2. Les contradictions du mouvement

Si l’ensemble du mouvement alter mondialiste peut s’entendre sur l’ampleur des dégâts du fonctionnement économique dominant sur la planète, il se divise en revanche sur de nombreuses contradictions: nature et caractérisation de ce système économique mondial (c’est-à-dire en réalité sur les causes de la misère et des guerres), contenu de l’alternative à construire, revendications à avancer, etc. Ces différentes contradictions ne sont pas d’égales importances. En réalité la première, c’est-à-dire la caractérisation de la situation actuelle, détermine l’ensemble des autres aspects. Selon la réponse donnée à cette première question découle les réponses logiques aux autres questions.

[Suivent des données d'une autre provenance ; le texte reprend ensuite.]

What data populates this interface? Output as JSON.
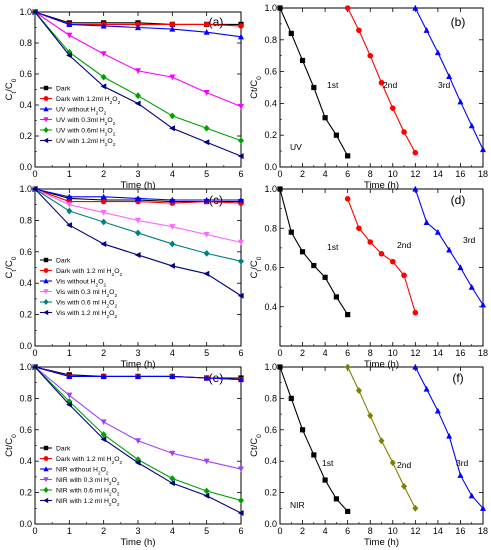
{
  "chart_data": [
    {
      "id": "a",
      "type": "line",
      "panel_label": "(a)",
      "xlabel": "Time (h)",
      "ylabel_main": "C",
      "ylabel_sub": "t",
      "ylabel_slash": "/C",
      "ylabel_sub2": "0",
      "xlim": [
        0,
        6
      ],
      "ylim": [
        0,
        1.0
      ],
      "xticks": [
        0,
        1,
        2,
        3,
        4,
        5,
        6
      ],
      "yticks": [
        0,
        0.2,
        0.4,
        0.6,
        0.8,
        1.0
      ],
      "ytick_labels": [
        "0.0",
        "0.2",
        "0.4",
        "0.6",
        "0.8",
        "1.0"
      ],
      "legend_position": "bottom-left",
      "x": [
        0,
        1,
        2,
        3,
        4,
        5,
        6
      ],
      "series": [
        {
          "name": "Dark",
          "color": "#000000",
          "marker": "square",
          "values": [
            1.0,
            0.93,
            0.93,
            0.93,
            0.92,
            0.92,
            0.92
          ]
        },
        {
          "name": "Dark with 1.2ml H",
          "name_sub": "2",
          "name_tail": "O",
          "name_sub2": "2",
          "color": "#ff0000",
          "marker": "circle",
          "values": [
            1.0,
            0.92,
            0.92,
            0.92,
            0.92,
            0.92,
            0.91
          ]
        },
        {
          "name": "UV without H",
          "name_sub": "2",
          "name_tail": "O",
          "name_sub2": "2",
          "color": "#0000ff",
          "marker": "triangle-up",
          "values": [
            1.0,
            0.92,
            0.91,
            0.9,
            0.89,
            0.87,
            0.84
          ]
        },
        {
          "name": "UV with 0.3ml H",
          "name_sub": "2",
          "name_tail": "O",
          "name_sub2": "2",
          "color": "#ff00ff",
          "marker": "triangle-down",
          "values": [
            1.0,
            0.85,
            0.73,
            0.62,
            0.58,
            0.48,
            0.39
          ]
        },
        {
          "name": "UV with 0.6ml H",
          "name_sub": "2",
          "name_tail": "O",
          "name_sub2": "2",
          "color": "#00a000",
          "marker": "diamond",
          "values": [
            1.0,
            0.74,
            0.58,
            0.46,
            0.33,
            0.25,
            0.17
          ]
        },
        {
          "name": "UV with 1.2ml H",
          "name_sub": "2",
          "name_tail": "O",
          "name_sub2": "2",
          "color": "#000080",
          "marker": "triangle-left",
          "values": [
            1.0,
            0.72,
            0.52,
            0.41,
            0.25,
            0.16,
            0.07
          ]
        }
      ]
    },
    {
      "id": "b",
      "type": "line",
      "panel_label": "(b)",
      "xlabel": "Time (h)",
      "ylabel_main": "Ct/C",
      "ylabel_sub": "0",
      "xlim": [
        0,
        18
      ],
      "ylim": [
        0,
        1.0
      ],
      "xticks": [
        0,
        2,
        4,
        6,
        8,
        10,
        12,
        14,
        16,
        18
      ],
      "yticks": [
        0,
        0.2,
        0.4,
        0.6,
        0.8,
        1.0
      ],
      "ytick_labels": [
        "0.0",
        "0.2",
        "0.4",
        "0.6",
        "0.8",
        "1.0"
      ],
      "corner_text": "UV",
      "series": [
        {
          "name": "1st",
          "color": "#000000",
          "marker": "square",
          "x": [
            0,
            1,
            2,
            3,
            4,
            5,
            6
          ],
          "values": [
            1.0,
            0.84,
            0.67,
            0.5,
            0.31,
            0.2,
            0.07
          ]
        },
        {
          "name": "2nd",
          "color": "#ff0000",
          "marker": "circle",
          "x": [
            6,
            7,
            8,
            9,
            10,
            11,
            12
          ],
          "values": [
            1.0,
            0.86,
            0.7,
            0.53,
            0.37,
            0.22,
            0.09
          ]
        },
        {
          "name": "3rd",
          "color": "#0000ff",
          "marker": "triangle-up",
          "x": [
            12,
            13,
            14,
            15,
            16,
            17,
            18
          ],
          "values": [
            1.0,
            0.86,
            0.72,
            0.57,
            0.41,
            0.26,
            0.11
          ]
        }
      ]
    },
    {
      "id": "c",
      "type": "line",
      "panel_label": "(c)",
      "xlabel": "Time (h)",
      "ylabel_main": "C",
      "ylabel_sub": "t",
      "ylabel_slash": "/C",
      "ylabel_sub2": "0",
      "xlim": [
        0,
        6
      ],
      "ylim": [
        0,
        1.0
      ],
      "xticks": [
        0,
        1,
        2,
        3,
        4,
        5,
        6
      ],
      "yticks": [
        0,
        0.2,
        0.4,
        0.6,
        0.8,
        1.0
      ],
      "ytick_labels": [
        "0.0",
        "0.2",
        "0.4",
        "0.6",
        "0.8",
        "1.0"
      ],
      "legend_position": "bottom-left",
      "x": [
        0,
        1,
        2,
        3,
        4,
        5,
        6
      ],
      "series": [
        {
          "name": "Dark",
          "color": "#000000",
          "marker": "square",
          "values": [
            1.0,
            0.94,
            0.93,
            0.93,
            0.92,
            0.92,
            0.92
          ]
        },
        {
          "name": "Dark with 1.2 ml H",
          "name_sub": "2",
          "name_tail": "O",
          "name_sub2": "2",
          "color": "#ff0000",
          "marker": "circle",
          "values": [
            1.0,
            0.92,
            0.92,
            0.92,
            0.91,
            0.92,
            0.91
          ]
        },
        {
          "name": "Vis without H",
          "name_sub": "2",
          "name_tail": "O",
          "name_sub2": "2",
          "color": "#0000ff",
          "marker": "triangle-up",
          "values": [
            1.0,
            0.95,
            0.95,
            0.94,
            0.93,
            0.93,
            0.93
          ]
        },
        {
          "name": "Vis with 0.3 ml H",
          "name_sub": "2",
          "name_tail": "O",
          "name_sub2": "2",
          "color": "#ff66ff",
          "marker": "triangle-down",
          "values": [
            1.0,
            0.9,
            0.85,
            0.8,
            0.76,
            0.71,
            0.66
          ]
        },
        {
          "name": "Vis with 0.6 ml H",
          "name_sub": "2",
          "name_tail": "O",
          "name_sub2": "2",
          "color": "#008080",
          "marker": "diamond",
          "values": [
            1.0,
            0.86,
            0.79,
            0.72,
            0.65,
            0.59,
            0.54
          ]
        },
        {
          "name": "Vis with 1.2 ml H",
          "name_sub": "2",
          "name_tail": "O",
          "name_sub2": "2",
          "color": "#000080",
          "marker": "triangle-left",
          "values": [
            1.0,
            0.77,
            0.65,
            0.58,
            0.51,
            0.46,
            0.32
          ]
        }
      ]
    },
    {
      "id": "d",
      "type": "line",
      "panel_label": "(d)",
      "xlabel": "Time (h)",
      "ylabel_main": "C",
      "ylabel_sub": "t",
      "ylabel_slash": "/C",
      "ylabel_sub2": "0",
      "xlim": [
        0,
        18
      ],
      "ylim": [
        0.2,
        1.0
      ],
      "xticks": [
        0,
        2,
        4,
        6,
        8,
        10,
        12,
        14,
        16,
        18
      ],
      "yticks": [
        0.2,
        0.4,
        0.6,
        0.8,
        1.0
      ],
      "ytick_labels": [
        "",
        "0.4",
        "0.6",
        "0.8",
        "1.0"
      ],
      "series": [
        {
          "name": "1st",
          "color": "#000000",
          "marker": "square",
          "x": [
            0,
            1,
            2,
            3,
            4,
            5,
            6
          ],
          "values": [
            1.0,
            0.78,
            0.68,
            0.61,
            0.55,
            0.45,
            0.36
          ]
        },
        {
          "name": "2nd",
          "color": "#ff0000",
          "marker": "circle",
          "x": [
            6,
            7,
            8,
            9,
            10,
            11,
            12
          ],
          "values": [
            0.95,
            0.8,
            0.73,
            0.67,
            0.63,
            0.56,
            0.37
          ]
        },
        {
          "name": "3rd",
          "color": "#0000ff",
          "marker": "triangle-up",
          "x": [
            12,
            13,
            14,
            15,
            16,
            17,
            18
          ],
          "values": [
            1.0,
            0.83,
            0.78,
            0.69,
            0.6,
            0.5,
            0.41
          ]
        }
      ]
    },
    {
      "id": "e",
      "type": "line",
      "panel_label": "(e)",
      "xlabel": "Time (h)",
      "ylabel_main": "Ct/C",
      "ylabel_sub": "0",
      "xlim": [
        0,
        6
      ],
      "ylim": [
        0,
        1.0
      ],
      "xticks": [
        0,
        1,
        2,
        3,
        4,
        5,
        6
      ],
      "yticks": [
        0,
        0.2,
        0.4,
        0.6,
        0.8,
        1.0
      ],
      "ytick_labels": [
        "0.0",
        "0.2",
        "0.4",
        "0.6",
        "0.8",
        "1.0"
      ],
      "legend_position": "bottom-left",
      "x": [
        0,
        1,
        2,
        3,
        4,
        5,
        6
      ],
      "series": [
        {
          "name": "Dark",
          "color": "#000000",
          "marker": "square",
          "values": [
            1.0,
            0.95,
            0.94,
            0.94,
            0.94,
            0.93,
            0.93
          ]
        },
        {
          "name": "Dark with 1.2 ml H",
          "name_sub": "2",
          "name_tail": "O",
          "name_sub2": "2",
          "color": "#ff0000",
          "marker": "circle",
          "values": [
            1.0,
            0.94,
            0.94,
            0.94,
            0.94,
            0.93,
            0.92
          ]
        },
        {
          "name": "NIR without H",
          "name_sub": "2",
          "name_tail": "O",
          "name_sub2": "2",
          "color": "#0000ff",
          "marker": "triangle-up",
          "values": [
            1.0,
            0.94,
            0.94,
            0.94,
            0.94,
            0.93,
            0.92
          ]
        },
        {
          "name": "NIR with 0.3 ml H",
          "name_sub": "2",
          "name_tail": "O",
          "name_sub2": "2",
          "color": "#a040ff",
          "marker": "triangle-down",
          "values": [
            1.0,
            0.82,
            0.65,
            0.53,
            0.45,
            0.4,
            0.35
          ]
        },
        {
          "name": "NIR with 0.6 ml H",
          "name_sub": "2",
          "name_tail": "O",
          "name_sub2": "2",
          "color": "#00a000",
          "marker": "diamond",
          "values": [
            1.0,
            0.78,
            0.57,
            0.41,
            0.29,
            0.21,
            0.15
          ]
        },
        {
          "name": "NIR with 1.2 ml H",
          "name_sub": "2",
          "name_tail": "O",
          "name_sub2": "2",
          "color": "#000080",
          "marker": "triangle-left",
          "values": [
            1.0,
            0.76,
            0.54,
            0.39,
            0.26,
            0.18,
            0.07
          ]
        }
      ]
    },
    {
      "id": "f",
      "type": "line",
      "panel_label": "(f)",
      "xlabel": "Time (h)",
      "ylabel_main": "Ct/C",
      "ylabel_sub": "0",
      "xlim": [
        0,
        18
      ],
      "ylim": [
        0,
        1.0
      ],
      "xticks": [
        0,
        2,
        4,
        6,
        8,
        10,
        12,
        14,
        16,
        18
      ],
      "yticks": [
        0,
        0.2,
        0.4,
        0.6,
        0.8,
        1.0
      ],
      "ytick_labels": [
        "0.0",
        "0.2",
        "0.4",
        "0.6",
        "0.8",
        "1.0"
      ],
      "corner_text": "NIR",
      "series": [
        {
          "name": "1st",
          "color": "#000000",
          "marker": "square",
          "x": [
            0,
            1,
            2,
            3,
            4,
            5,
            6
          ],
          "values": [
            1.0,
            0.8,
            0.6,
            0.44,
            0.28,
            0.16,
            0.08
          ]
        },
        {
          "name": "2nd",
          "color": "#808000",
          "marker": "diamond",
          "x": [
            6,
            7,
            8,
            9,
            10,
            11,
            12
          ],
          "values": [
            1.0,
            0.85,
            0.69,
            0.53,
            0.39,
            0.24,
            0.1
          ]
        },
        {
          "name": "3rd",
          "color": "#0000ff",
          "marker": "triangle-up",
          "x": [
            12,
            13,
            14,
            15,
            16,
            17,
            18
          ],
          "values": [
            1.0,
            0.86,
            0.72,
            0.56,
            0.31,
            0.18,
            0.1
          ]
        }
      ]
    }
  ]
}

a) Capitalisme ou ultra libéralisme ?

Le terme « libéral » ou « ultra-libéral » est une expression courante dans les textes, analyses et prises de position de nombreux mouvements et organisations de l’alter mondialisme. Un journal comme Le monde diplomatique en France tente de lui donner un contenu théorique critique permettant de fonder une action de contestation. Un mouvement comme Attac décrit de la manière suivante la situation actuelle : « La mondialisation libérale a entraîné une montée des inégalités et de l’instabilité à l’échelle planétaire. La finance libéralisée est un vecteur puissant de ces déséquilibres mondiaux » [8]. Rien n’est erroné dans cette formulation, mais elle est incomplète dans la mesure où elle ne précise pas la source des crises, des guerres et de la situation actuelle.

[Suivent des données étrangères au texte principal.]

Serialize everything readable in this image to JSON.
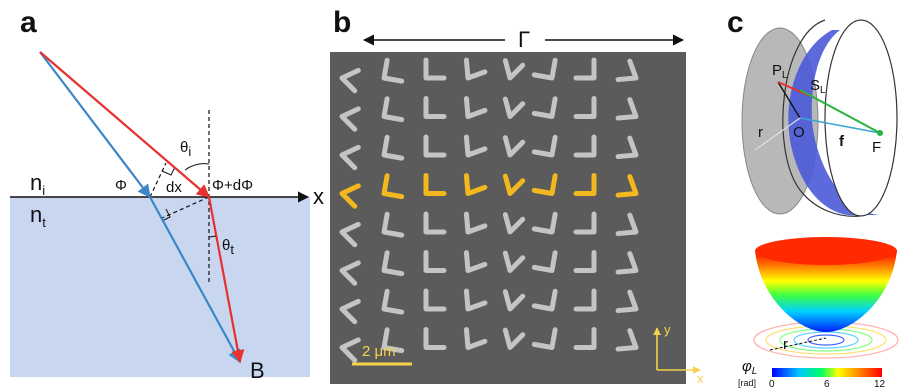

Le libéralisme et l’ultra-libéralisme ne caractérisent pas un système économique mais une politique économique déterminée au sein du système capitaliste. Cette politique économique n’est pas simplement le fait de décisions moralement mauvaises des dominants mais correspond à un état des rapports de force entre classes sociales à l’échelle mondiale. Le même système capitaliste utilisera des politiques économiques différentes (comme des attitudes différentes à l’égard des droits démocratiques d’ailleurs) selon le rapport de force. Ainsi l’existence du socialisme réel, des pays de l’Est, des luttes de libération nationale et de la lutte des travailleurs dans les pays du Nord ont conduit les classes dominantes à adopter le keynésianisme pendant les « trente glorieuses ». De même la disparition de ces pays et ses conséquences négatives en chaîne sur les luttes de libération nationale et sur les luttes des classe dans chacun des Etats ont conduit à l’abandon du keynésianisme et à l’adoption du monétarisme, c’est-à-dire du libéralisme.

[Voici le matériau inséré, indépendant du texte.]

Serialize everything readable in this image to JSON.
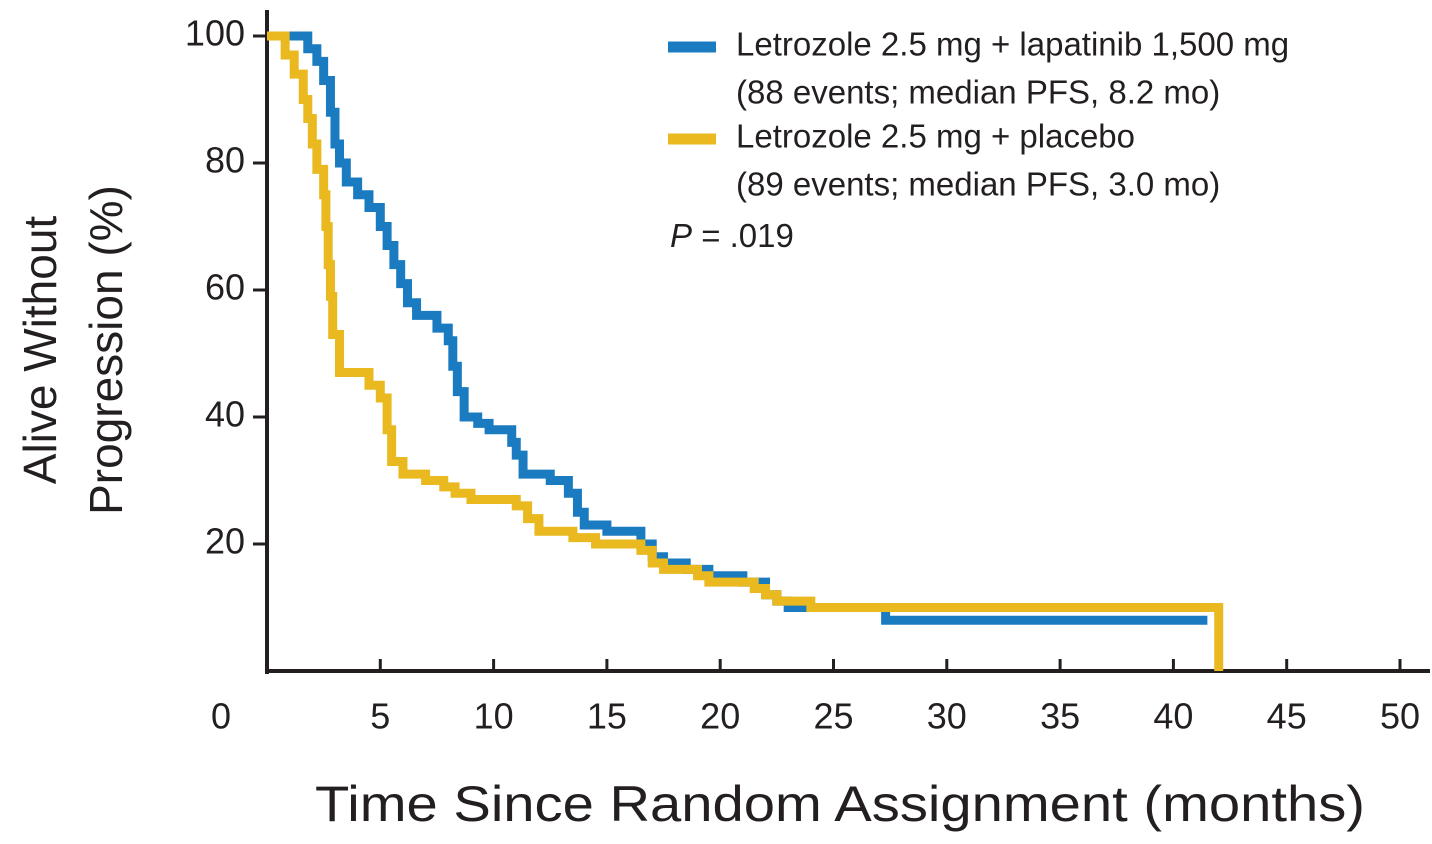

Il ne s’agit pas ici d’une simple querelle de terme. Si le système économique mondial est caractérisé comme capitaliste, alors la solution doit logiquement être recherchée dans l’abolition de ce dernier, c’est-à-dire dans la suppression de la propriété privée des moyens de production. Si au contraire, c’est son aspect libéral qui est mis en avant, alors l’idée d’une possible correction du capitalisme par une réglementation s’impose. En fait, l’expression « mondialisation libérale » est un mythe idéaliste visant à détourner le combat vers une correction keynésienne du capitalisme.

Nous parlons d’idéalisme dans la mesure où une telle correction n’est pas possible, n’est plus possible. Pour qu’elle le soit de nouveau, il faudrait recréer une situation de rupture, à l’instar de la Révolution d’Octobre 1917, d’un ou de plusieurs pays avec le capitalisme, rupture suffisamment importante pour qu’elle puisse influer sur les décisions des classes dominantes des autres pays restés capitalistes. Autrement dit, la condition de possibilité du keynésianisme est justement de combattre le capitalisme et de le faire céder dans plusieurs maillons du système capitaliste mondial. Refuser de prendre le capitalisme comme cible, c’est se condamner à la seule perspective de correction de ses effets.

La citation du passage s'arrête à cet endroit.